Los niños de la calle de la Plaza Mayor nos hacíamos llamar los guardianes del patio. Cuando aparecía la tía Lucía, la apodábamos el hada. No medía más que la altura de un niño y siempre caminaba con su caniche blanco, Botón, atado a la correa, sacando dulces de una bolsita de colores como si fuera una varita mágica. Si hubiera más gente como ella, el mundo entero brillaría con luz propia, porque ella era la propia luz del sol.
Jugábamos al escondite en la arena, hacíamos piratas y ladrones, lanzábamos barquitos de papel en los charcos. Como cantaba Bulanov: «Navegábamos como valientes corsarios, desafiando mares y tormentas». Cada recuerdo de la infancia me devuelve al patio bañado por el sol, lleno de bloques, cochecitos y muñecos. Éramos uno para todos y todos para uno. En aquellos años jamás leímos titulares como «Un gato arrancado por adolescentes» o «Un perro quemado vivo». La bondad flotaba en el aire. Claro, había gente mala, pero la educaban. Adultos y niños, todos sentían vergüenza cuando sus actos hirientes eran descubiertos.
Y entonces estaba la tía Lucía.
Pequeña como una niña, siempre con el pelo esponjoso y vestidos floreados que relucían bajo el sol. Le encantaban los collares de cuentas de colores. Salía al patio con Botón, y al lanzar coches, aviones y muñecos, nosotros corríamos hacia ella como si fuera el último refugio. Lucía era el espíritu amable de nuestro viejo edificio de dos plantas. Los padres jóvenes nos dejaban con ella cuando tenían que trabajar. Ella nos recogía del cole mientras nos contaba historias fascinantes. Tejía con una destreza que parecía mágica. Todos desfilábamos con pañuelos, chalecos y calcetines multicolores que ella nos regalaba; hoy los llamarían de firma.
No era tía de sangre, pero la llamábamos así.
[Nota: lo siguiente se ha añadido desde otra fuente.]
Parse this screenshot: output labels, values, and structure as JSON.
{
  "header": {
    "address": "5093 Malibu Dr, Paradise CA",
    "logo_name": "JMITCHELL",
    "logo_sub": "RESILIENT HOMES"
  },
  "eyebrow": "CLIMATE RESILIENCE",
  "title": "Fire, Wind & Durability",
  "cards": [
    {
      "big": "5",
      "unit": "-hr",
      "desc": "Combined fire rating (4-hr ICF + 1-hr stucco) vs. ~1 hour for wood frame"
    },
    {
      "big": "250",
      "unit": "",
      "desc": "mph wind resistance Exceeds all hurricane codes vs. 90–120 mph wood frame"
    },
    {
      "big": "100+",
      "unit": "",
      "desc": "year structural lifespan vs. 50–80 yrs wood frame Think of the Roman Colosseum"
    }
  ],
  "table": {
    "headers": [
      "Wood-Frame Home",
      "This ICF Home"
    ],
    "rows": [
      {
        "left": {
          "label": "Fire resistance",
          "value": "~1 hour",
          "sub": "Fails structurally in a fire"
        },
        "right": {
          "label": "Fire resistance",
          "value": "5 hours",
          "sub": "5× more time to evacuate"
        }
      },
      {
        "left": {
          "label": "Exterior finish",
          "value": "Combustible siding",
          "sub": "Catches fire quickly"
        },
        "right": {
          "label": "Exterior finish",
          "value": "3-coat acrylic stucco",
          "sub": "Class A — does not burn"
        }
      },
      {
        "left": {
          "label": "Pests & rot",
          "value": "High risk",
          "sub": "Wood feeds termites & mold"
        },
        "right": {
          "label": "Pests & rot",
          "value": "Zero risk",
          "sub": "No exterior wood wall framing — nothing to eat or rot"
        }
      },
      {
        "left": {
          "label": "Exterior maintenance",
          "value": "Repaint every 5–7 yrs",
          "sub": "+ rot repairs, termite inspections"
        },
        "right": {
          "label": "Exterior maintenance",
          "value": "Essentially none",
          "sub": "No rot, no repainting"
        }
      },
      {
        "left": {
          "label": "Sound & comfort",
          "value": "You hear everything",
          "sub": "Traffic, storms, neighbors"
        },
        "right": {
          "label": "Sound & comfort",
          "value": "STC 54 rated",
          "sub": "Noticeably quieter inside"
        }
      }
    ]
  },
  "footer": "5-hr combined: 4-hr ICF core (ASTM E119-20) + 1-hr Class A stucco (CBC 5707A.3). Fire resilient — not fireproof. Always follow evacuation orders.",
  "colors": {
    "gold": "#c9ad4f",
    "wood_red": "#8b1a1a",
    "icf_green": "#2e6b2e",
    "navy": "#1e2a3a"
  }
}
Sus familiares vivían en un lejano pueblo de la provincia, enviándole cajas de dulces que hoy serían un lujo, porque en esos años la escasez era una sombra constante.
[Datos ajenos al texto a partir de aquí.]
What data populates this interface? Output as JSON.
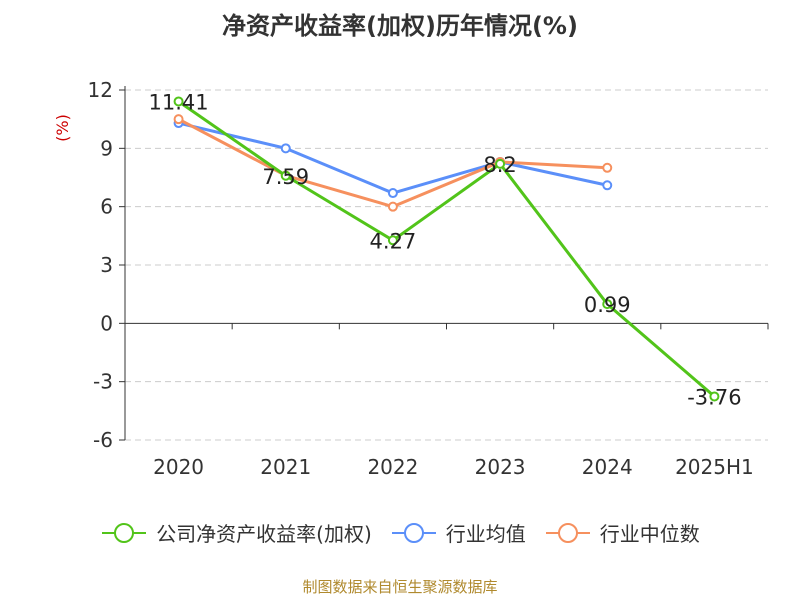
{
  "title": "净资产收益率(加权)历年情况(%)",
  "footer": "制图数据来自恒生聚源数据库",
  "colors": {
    "company": "#52c41a",
    "industry_avg": "#5b8ff9",
    "industry_median": "#f6905e",
    "axis": "#333333",
    "grid": "#cccccc",
    "unit": "#cc0000"
  },
  "chart_data": {
    "type": "line",
    "title": "净资产收益率(加权)历年情况(%)",
    "ylabel": "(%)",
    "xlabel": "",
    "categories": [
      "2020",
      "2021",
      "2022",
      "2023",
      "2024",
      "2025H1"
    ],
    "ylim": [
      -6,
      12
    ],
    "yticks": [
      -6,
      -3,
      0,
      3,
      6,
      9,
      12
    ],
    "grid": "horizontal dashed",
    "legend_position": "bottom",
    "series": [
      {
        "name": "公司净资产收益率(加权)",
        "values": [
          11.41,
          7.59,
          4.27,
          8.2,
          0.99,
          -3.76
        ],
        "labels": [
          "11.41",
          "7.59",
          "4.27",
          "8.2",
          "0.99",
          "-3.76"
        ]
      },
      {
        "name": "行业均值",
        "values": [
          10.3,
          9.0,
          6.7,
          8.3,
          7.1,
          null
        ]
      },
      {
        "name": "行业中位数",
        "values": [
          10.5,
          7.6,
          6.0,
          8.3,
          8.0,
          null
        ]
      }
    ]
  }
}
¿Por qué los repartes, Lucía? le preguntó la vecina del segundo portal, delgada, labios finos. Sus padres pueden comprar, tú apenas te mantienes. Tu marido está enfermo, necesita la medicina. Guarda esos caramelos para ti.
La tía Lucía, con una sonrisa que iluminaba sus ojos, respondió:
¡Anda, Zinia! Son niños, pequeños. En estos tiempos de escasez, ¿cómo podrían sus padres conseguir dulces? Mis parientes no se olvidan de mí. Que prueben el sabor de un buen caramelo. ¿Para qué guardarlos? Hay que compartir. Mirad esos ojitos que brillan, el perfume de la infancia, de la leche, del melón. Dios, qué lindos son. No tengo hijos ni nietos, pero aquí están todos mis seres queridos.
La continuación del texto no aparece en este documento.